In 2018 I stopped thinking. Stopped creating. Stopped loving comics.
Instead I was consumed by my troubled personal life, to the point where weeks passed, months passed, and before I knew it I was on an art hiatus.
Coming back to my comics after a year feels strange. My opinions are different, my priorities have changed, and to be honest (and this is the bit I’m proud of) I don’t care anymore. I don’t mean that I don’t care about my art, but I’m less fazed by what others think, or even by my own anxieties. Here’s how my art hiatus changed the way I see my art:
I’m happy to slow it way down #slowart
Being able to create art is wonderful, and succeeding as an artist is super fulfilling, but it’s not the Holy Grail. I’ve learned that family and (hokey as it might sound) inner peace is so much more important than fighting through the noise and clutter to ‘make it’. Art isn’t a race.

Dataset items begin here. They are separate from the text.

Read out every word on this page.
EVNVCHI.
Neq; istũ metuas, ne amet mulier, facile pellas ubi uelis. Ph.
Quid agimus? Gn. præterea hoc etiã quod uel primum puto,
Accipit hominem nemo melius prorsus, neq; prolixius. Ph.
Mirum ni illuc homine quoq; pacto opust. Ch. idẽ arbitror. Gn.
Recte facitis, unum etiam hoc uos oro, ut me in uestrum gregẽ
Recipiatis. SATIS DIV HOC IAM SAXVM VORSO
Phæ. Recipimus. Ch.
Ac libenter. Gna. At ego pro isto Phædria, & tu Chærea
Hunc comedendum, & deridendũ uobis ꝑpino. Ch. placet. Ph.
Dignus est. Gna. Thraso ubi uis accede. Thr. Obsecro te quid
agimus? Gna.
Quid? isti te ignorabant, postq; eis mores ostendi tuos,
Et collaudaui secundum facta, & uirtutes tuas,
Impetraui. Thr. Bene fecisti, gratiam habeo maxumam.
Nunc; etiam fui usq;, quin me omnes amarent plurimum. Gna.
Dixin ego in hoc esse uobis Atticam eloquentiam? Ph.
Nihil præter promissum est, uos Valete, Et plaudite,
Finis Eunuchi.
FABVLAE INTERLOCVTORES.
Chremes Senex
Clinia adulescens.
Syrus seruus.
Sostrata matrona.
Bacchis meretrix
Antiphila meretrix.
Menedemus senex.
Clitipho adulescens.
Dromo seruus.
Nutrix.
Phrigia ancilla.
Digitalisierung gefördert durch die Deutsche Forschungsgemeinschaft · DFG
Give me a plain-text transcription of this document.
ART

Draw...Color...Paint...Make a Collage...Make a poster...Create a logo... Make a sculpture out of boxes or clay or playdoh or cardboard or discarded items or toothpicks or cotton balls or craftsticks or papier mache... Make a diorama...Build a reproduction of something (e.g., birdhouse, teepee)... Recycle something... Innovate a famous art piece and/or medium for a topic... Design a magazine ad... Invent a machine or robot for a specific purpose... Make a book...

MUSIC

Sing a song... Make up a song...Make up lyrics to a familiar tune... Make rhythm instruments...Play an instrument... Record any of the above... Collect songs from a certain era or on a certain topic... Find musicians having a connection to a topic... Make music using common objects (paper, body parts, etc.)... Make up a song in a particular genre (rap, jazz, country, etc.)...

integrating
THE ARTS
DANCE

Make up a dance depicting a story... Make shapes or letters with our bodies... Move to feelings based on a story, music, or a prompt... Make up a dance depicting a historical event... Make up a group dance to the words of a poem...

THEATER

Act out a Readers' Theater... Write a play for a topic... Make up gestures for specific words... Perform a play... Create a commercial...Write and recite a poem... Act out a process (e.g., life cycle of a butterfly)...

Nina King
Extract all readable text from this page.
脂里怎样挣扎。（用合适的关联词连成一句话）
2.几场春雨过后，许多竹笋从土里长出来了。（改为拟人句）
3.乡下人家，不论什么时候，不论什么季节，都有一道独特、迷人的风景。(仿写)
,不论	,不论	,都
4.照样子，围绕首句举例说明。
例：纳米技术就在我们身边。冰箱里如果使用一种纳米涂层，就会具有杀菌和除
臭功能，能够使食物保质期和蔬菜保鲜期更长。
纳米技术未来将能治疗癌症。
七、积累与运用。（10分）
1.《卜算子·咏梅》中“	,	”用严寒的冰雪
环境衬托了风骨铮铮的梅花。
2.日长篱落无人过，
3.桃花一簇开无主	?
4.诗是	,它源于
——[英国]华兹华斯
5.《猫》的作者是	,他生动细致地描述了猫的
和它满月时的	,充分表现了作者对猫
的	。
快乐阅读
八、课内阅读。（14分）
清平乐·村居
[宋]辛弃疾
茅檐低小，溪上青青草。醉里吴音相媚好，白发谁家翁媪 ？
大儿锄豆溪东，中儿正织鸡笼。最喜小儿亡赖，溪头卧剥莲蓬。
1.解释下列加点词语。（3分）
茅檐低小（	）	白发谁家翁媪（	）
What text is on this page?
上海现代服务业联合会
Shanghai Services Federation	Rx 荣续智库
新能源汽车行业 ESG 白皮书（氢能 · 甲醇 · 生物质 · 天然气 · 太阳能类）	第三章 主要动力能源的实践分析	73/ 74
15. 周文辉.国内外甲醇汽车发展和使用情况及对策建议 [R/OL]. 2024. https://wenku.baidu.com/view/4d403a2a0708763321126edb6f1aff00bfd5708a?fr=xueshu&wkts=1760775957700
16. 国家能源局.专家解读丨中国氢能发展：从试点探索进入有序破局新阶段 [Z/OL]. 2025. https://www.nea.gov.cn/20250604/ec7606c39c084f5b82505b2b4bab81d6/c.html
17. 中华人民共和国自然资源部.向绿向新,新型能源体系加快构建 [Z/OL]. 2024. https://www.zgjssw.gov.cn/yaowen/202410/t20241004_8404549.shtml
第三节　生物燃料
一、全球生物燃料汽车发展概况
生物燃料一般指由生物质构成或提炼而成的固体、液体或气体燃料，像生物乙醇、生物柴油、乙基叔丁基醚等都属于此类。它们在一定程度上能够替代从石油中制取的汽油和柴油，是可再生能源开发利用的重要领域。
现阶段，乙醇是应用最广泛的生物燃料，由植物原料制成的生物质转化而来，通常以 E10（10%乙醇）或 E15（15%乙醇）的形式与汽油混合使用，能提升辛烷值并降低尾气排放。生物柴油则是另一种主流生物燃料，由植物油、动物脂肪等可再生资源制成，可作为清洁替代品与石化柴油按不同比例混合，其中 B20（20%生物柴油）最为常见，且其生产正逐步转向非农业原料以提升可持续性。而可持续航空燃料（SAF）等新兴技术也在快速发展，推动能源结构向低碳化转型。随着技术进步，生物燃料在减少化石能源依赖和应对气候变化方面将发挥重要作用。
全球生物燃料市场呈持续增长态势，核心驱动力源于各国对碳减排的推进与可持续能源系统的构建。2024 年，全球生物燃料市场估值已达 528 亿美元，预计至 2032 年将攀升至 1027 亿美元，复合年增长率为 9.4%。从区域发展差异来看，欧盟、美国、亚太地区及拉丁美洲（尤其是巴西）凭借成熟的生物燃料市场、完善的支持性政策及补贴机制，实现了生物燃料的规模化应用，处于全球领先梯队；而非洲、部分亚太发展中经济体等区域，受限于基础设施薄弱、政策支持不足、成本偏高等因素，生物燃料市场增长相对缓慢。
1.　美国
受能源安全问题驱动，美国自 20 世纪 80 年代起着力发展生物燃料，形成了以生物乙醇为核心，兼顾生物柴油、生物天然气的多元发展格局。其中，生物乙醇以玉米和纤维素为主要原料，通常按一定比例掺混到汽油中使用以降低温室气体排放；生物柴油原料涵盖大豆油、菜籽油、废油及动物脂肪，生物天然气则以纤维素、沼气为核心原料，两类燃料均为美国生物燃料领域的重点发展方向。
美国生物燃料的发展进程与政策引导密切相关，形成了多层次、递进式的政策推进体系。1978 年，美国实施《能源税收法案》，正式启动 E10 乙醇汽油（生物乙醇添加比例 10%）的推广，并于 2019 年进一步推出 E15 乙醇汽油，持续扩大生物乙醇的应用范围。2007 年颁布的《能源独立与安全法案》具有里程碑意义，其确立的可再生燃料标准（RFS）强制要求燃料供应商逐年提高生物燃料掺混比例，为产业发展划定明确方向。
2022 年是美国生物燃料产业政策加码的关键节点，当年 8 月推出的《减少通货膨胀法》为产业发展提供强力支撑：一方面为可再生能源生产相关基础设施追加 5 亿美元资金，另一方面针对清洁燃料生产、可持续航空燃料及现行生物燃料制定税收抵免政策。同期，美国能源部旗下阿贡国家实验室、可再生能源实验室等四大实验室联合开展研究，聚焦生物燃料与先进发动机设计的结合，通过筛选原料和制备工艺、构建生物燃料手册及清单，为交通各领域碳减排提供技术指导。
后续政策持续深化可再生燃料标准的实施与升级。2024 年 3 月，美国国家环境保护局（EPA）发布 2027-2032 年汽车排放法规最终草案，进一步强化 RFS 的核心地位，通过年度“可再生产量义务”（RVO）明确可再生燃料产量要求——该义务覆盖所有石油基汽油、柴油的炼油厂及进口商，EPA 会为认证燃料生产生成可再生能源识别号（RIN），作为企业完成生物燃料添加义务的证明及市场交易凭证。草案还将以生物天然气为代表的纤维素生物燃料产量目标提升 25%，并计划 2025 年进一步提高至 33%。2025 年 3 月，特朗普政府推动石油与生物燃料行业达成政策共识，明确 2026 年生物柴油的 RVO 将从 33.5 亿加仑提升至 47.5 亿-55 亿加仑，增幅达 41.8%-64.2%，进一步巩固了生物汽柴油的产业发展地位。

What I want to say matters more than what others want to hear
After the success of my first Welcome to Agency X (WAX) book, I had all the support to come up with another one. I was advised to make it about school this time. Make the characters younger. That’s where the market is. And at the time I thought, OK fine - it’s not really where my head’s at, but I’m sure I can figure it out. And if it helps get my work out to more people, why not. Coming back to WAX after a year, and looking at the world around me now, I’m not content to stuff a bunch of school-related jokes into a comic book and call it a day. I’m not interested in being the first to comment on a new movie or meme. I’m not interested in being #relatable. The market can stuff it. My voice has value.
Quiet brilliance is a worthy goal
Which brings me to quiet brilliance. I’ve always loved this phrase, but ironically I’ve been fighting, along with a billion other artists, to be heard. Not anymore. I don’t care about the numbers, the verified tick, or the fame. My new dream? Cult following of a few diehard fans sounds pretty darn good. Meanwhile I’ll be over here working quietly on that One Good Idea.
I’m so excited about how my new outlook will change my new output, and it’s great to have you along for the ride. And while I wouldn’t wish my personal troubles of the last few years on my worst enemy, I’d encourage you to take a break from your art one day - and see how it changes your work.